坂井:私は破るように見えたという可能性は十分あると思います。つまり本人がそう考えていたのではなく、誰かがそういう策動をして、その犠牲になったという可能性。正男氏にすると迷惑な話でしょうが。まったくの推測ですが、例えば二重スパイを使って彼が亡命しようとしていると北朝鮮側に信じ込ませ、妄動を起こさせたということは考えうる。
平岩:「狂った正恩氏による恐怖政治」ではなく、「内なる冷酷なものを貫徹するための恐怖政治」。これならあると思いますね。
坂井:おっしゃるとおりですね。
──正恩氏の権力を脅かす前に処分した、という可能性はありますか。
坂井:正男氏は正恩氏の対抗勢力にはなれなかったでしょう。
平岩:本にも詳しく書きましたが、正恩氏の権力継承者としての最大の正統性は、父に指名されたこと。いくら長男でも指名されないと、あの国では正統性に欠ける。
坂井:脱北者が正男氏をかつごうとしていた、との報道がありましたが、そういう人たちがいるとすれば、その理念って、いったい何なのかと思いますね。「世襲」とか「個人独裁」の体制が嫌だから脱北したんじゃなかったんですかと聞きたい。
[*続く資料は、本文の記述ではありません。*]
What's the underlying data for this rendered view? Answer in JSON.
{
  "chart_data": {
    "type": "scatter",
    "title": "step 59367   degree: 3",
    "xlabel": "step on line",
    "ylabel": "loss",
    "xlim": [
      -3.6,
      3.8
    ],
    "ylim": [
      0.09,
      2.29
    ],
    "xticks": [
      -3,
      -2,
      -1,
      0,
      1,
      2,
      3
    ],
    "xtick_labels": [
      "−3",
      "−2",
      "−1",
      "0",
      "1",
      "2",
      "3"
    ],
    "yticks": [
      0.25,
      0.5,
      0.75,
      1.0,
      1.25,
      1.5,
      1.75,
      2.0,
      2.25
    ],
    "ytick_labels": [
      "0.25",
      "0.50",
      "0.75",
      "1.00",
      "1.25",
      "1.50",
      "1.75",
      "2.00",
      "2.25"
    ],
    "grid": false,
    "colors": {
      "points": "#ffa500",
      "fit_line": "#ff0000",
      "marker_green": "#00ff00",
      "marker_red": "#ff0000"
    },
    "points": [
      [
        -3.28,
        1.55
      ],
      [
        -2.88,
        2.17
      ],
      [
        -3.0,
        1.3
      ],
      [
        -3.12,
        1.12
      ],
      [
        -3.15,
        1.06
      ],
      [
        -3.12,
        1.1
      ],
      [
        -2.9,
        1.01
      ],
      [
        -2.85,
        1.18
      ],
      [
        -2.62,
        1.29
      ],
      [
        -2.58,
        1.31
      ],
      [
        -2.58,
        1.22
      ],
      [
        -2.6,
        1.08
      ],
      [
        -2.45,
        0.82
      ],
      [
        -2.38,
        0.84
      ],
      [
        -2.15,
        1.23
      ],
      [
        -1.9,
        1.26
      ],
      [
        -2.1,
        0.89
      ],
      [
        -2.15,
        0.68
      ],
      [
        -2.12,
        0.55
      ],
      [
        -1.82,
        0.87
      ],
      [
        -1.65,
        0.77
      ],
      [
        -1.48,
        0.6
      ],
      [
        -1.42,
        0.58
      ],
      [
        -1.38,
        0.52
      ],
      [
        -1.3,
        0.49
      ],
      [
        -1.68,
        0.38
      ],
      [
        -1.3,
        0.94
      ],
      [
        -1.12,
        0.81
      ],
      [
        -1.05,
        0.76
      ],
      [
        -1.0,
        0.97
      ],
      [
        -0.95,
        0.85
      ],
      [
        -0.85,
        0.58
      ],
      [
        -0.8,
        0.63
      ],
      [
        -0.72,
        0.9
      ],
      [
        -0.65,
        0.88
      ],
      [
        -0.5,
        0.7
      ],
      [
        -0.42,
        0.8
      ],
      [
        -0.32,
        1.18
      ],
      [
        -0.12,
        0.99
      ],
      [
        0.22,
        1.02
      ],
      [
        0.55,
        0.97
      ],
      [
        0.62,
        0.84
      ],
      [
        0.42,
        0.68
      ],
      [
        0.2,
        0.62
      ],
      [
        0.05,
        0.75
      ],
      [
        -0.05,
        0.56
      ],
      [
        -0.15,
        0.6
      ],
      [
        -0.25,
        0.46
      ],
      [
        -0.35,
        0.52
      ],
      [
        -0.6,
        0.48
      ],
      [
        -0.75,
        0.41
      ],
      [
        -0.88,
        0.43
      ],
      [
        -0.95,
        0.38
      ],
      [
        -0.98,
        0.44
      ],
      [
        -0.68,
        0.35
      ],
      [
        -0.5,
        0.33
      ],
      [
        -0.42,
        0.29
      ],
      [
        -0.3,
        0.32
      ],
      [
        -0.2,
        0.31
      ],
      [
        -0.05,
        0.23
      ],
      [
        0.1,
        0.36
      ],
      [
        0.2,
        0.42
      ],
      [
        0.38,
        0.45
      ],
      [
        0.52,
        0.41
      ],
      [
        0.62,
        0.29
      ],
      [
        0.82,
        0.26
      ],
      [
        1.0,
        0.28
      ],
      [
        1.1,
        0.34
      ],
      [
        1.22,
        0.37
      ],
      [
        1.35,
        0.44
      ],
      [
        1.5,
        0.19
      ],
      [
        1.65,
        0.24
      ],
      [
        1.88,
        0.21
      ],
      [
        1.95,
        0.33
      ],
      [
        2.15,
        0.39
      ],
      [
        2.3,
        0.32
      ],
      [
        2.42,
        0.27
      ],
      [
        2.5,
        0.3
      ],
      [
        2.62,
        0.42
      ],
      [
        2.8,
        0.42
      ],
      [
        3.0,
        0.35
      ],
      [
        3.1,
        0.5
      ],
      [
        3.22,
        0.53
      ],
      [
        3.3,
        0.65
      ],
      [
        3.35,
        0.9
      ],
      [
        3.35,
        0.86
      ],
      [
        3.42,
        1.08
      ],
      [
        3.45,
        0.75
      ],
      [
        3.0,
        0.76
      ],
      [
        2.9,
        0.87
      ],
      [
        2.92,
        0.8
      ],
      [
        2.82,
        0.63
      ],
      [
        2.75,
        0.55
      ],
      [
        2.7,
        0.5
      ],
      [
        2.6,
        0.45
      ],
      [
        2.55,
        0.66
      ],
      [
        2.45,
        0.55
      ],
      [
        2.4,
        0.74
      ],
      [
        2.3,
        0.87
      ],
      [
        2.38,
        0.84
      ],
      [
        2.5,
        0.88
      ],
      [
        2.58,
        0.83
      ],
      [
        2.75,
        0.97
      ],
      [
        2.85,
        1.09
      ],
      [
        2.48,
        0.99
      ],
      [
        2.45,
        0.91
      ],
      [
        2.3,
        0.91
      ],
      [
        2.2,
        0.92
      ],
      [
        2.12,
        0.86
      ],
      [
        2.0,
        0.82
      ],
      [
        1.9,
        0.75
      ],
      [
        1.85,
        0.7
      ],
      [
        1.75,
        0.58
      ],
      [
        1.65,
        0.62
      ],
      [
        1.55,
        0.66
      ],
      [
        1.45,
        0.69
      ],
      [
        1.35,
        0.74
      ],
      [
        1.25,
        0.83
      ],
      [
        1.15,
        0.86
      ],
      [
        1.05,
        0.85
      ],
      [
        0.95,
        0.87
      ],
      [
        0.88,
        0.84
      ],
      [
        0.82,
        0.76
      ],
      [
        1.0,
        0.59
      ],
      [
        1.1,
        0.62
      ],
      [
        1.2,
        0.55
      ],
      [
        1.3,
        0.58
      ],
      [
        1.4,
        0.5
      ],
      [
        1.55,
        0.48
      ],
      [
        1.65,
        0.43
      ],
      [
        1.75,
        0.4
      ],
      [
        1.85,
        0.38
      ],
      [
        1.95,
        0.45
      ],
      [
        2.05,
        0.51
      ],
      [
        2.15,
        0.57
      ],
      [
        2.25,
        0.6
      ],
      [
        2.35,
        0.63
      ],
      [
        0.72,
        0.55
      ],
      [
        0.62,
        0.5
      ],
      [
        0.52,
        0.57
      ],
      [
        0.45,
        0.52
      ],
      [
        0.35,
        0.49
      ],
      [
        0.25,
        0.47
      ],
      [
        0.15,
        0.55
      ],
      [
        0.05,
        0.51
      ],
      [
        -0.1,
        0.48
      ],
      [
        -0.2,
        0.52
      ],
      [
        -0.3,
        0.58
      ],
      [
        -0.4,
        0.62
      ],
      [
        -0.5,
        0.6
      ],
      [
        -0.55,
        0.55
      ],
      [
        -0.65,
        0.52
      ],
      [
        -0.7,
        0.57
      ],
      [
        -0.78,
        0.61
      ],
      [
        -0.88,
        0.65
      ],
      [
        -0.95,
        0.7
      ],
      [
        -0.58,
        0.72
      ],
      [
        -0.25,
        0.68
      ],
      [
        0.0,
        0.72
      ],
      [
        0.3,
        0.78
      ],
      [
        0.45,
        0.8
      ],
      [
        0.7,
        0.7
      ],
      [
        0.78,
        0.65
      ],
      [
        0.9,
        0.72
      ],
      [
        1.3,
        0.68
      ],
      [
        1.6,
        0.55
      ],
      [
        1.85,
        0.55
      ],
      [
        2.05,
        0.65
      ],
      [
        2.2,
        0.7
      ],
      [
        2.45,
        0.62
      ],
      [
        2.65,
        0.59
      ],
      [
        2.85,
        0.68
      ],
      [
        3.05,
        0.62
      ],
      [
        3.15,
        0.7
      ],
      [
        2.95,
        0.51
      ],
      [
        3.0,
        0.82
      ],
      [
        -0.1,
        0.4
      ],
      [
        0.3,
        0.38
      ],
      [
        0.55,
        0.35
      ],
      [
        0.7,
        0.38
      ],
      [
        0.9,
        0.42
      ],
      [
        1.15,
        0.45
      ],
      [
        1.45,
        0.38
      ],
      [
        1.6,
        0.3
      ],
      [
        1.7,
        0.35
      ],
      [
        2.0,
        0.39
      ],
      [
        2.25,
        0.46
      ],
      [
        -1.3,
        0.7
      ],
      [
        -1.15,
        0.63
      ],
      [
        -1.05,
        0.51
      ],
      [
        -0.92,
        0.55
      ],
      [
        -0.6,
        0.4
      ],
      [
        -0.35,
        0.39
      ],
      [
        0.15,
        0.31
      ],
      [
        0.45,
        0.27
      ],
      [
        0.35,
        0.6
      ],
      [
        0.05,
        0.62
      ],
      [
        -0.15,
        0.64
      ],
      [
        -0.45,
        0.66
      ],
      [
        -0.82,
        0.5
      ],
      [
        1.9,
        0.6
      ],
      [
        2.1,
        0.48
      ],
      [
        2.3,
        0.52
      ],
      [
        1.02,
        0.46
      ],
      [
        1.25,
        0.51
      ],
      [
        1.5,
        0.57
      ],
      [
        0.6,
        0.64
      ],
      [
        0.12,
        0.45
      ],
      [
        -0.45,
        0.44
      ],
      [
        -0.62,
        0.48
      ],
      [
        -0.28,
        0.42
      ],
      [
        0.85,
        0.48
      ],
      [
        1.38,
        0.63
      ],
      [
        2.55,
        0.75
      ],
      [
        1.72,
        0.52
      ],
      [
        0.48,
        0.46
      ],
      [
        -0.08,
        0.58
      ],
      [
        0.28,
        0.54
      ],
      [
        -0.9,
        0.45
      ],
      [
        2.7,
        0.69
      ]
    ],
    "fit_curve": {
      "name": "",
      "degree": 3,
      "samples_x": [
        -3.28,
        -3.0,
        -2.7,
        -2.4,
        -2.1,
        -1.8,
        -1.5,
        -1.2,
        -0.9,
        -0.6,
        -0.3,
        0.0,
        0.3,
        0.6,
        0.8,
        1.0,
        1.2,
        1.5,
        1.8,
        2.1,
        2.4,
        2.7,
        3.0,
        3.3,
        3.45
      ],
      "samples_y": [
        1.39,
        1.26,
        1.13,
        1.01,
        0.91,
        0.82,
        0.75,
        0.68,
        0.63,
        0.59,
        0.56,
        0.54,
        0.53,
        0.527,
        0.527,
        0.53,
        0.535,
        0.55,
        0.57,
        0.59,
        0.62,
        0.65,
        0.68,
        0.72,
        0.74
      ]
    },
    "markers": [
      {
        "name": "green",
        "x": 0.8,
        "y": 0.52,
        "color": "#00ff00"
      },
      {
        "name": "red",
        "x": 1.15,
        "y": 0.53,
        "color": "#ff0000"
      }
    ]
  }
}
──正恩氏のおじ、張成沢氏の処刑と今回の事件との関係はありそうですか。
平岩:どうでしょうか。正男氏─張氏─中国と結びつけてラインを設定し、これを断ち切った正恩氏は中国からひどい目に遭う、というわかりやすいストーリーですが、私にはとてもそうは思えませんね。
坂井:そもそも張氏の処刑で中朝関係が冷え込んだといいますが、あの後、北が核実験をやった。中国は直後の国連安保理で、北朝鮮への制裁措置が厳しいものにならないよう、すごい粘り腰でがんばった。